Егор поднялся в канцелярию. Первая палата, длинная и светлая, тесно уставлена столами. Копиисты, писчики, канцеляристы, подканцеляристы трещат гусиными перьями, стучат кругляшками счетов. «Горные люди» и просители обступили столы, отовсюду слышен приглушенный гул разговоров. В воздухе стоит тошнотворный запах чернил, сургуча и сгоревшего свечного сала.
Лишь несколько ближайших людей оглянулись на яркую рубашку Егора, да и те сразу отвернулись от него, занятые своими делами. Как тут будешь спрашивать: куда обратиться беглому школьнику? Егор потолкался по палате, вышел обратно в сени, — он совсем растерялся.
Толстый купчина вполголоса беседовал с канцеляристом в темном углу сеней.
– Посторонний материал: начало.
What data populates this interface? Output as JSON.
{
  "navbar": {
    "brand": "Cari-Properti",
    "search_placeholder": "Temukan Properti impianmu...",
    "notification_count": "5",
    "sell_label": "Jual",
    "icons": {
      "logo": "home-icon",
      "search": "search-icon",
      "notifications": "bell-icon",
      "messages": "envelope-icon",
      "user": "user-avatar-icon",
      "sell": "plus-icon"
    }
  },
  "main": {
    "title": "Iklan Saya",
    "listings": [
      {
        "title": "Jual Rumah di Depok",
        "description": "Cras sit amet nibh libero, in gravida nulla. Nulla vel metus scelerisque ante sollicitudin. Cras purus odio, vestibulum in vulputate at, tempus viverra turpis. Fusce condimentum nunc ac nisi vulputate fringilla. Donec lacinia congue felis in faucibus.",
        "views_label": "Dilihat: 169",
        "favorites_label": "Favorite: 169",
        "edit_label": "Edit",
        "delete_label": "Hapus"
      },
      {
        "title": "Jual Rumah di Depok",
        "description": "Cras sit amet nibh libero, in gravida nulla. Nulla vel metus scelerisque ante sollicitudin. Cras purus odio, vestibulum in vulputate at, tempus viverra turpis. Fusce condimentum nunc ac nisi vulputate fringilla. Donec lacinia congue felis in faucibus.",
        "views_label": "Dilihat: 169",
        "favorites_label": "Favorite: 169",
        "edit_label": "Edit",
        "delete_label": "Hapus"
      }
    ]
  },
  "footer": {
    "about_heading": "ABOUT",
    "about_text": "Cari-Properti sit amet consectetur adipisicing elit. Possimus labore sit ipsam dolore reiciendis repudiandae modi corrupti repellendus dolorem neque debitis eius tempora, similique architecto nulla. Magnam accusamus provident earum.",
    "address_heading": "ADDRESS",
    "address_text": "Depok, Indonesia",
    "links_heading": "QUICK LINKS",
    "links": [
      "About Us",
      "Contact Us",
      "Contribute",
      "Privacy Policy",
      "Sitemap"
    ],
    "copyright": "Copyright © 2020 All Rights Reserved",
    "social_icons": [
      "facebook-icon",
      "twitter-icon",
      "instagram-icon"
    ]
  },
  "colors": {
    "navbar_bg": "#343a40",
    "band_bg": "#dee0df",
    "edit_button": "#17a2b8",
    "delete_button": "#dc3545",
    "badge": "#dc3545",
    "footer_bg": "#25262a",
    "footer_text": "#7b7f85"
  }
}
— Значит, не удастся сегодня?
— И думать нечего.
Услышав часть разговора, Егор замедлил шаги. Дело касалось и его.
— А если доложить?
— Порядок такой, что ни о ком не докладывают. К его превосходительству до полудня прямо итти можно. Да это только так говорится. В той палате сколько народу сидит, дожидается. А они запершись сидят с советником Хрущовым, — пока не кончат, никому нельзя. Дальше — вызванных много. Опять же сегодня шихтмейстеров на частные заводы отправляют. Вы уж завтра наведайтесь.
Купчина вздыхал, крякал и шептал что-то совсем на ухо канцеляристу, а тот глядел в пол и разводил руками.
Егор неожиданно для самого себя сорвался с места, пробрался через толкучку первой палаты и оказался во второй, поменьше и поуже. Здесь вдоль стен сидели горные чиновники в париках, в мундирах. Они развалились на стульях в позах терпеливого ожидания. Прямо — большая закрытая дверь с блестящей медной ручкой. Не замедляя шага, ни на кого не глядя, Егор подошел к двери, взялся за ручку, потянул — дверь открылась.
Худое, обтянутое болезненной желтой кожей лицо с калмыцкими глазами, с жестокими тонкими губами, в рамке большого парика, — только и видел Егор перед собой. Остальное расплывалось в тумане. Он стоял перед главным командиром уральских и сибирских горных заводов — Василием Никитичем Татищевым.
— Кто таков? — быстро и невнятно спросил Татищев.
Точно со стороны услышал Егор свой ответ:
— Егор Сунгуров, арифметический ученик.
— Ну?
— Ваше превосходительство… я… беглый…
— Будешь бит, — быстро сказал Татищев, и тут удивление и гнев немного раскрыли его глаза. — Почему ко мне? А? В полицию. К Арефьеву. Марш!
Егор пошатнулся и окаменевшими ногами сделал три шага к дверям.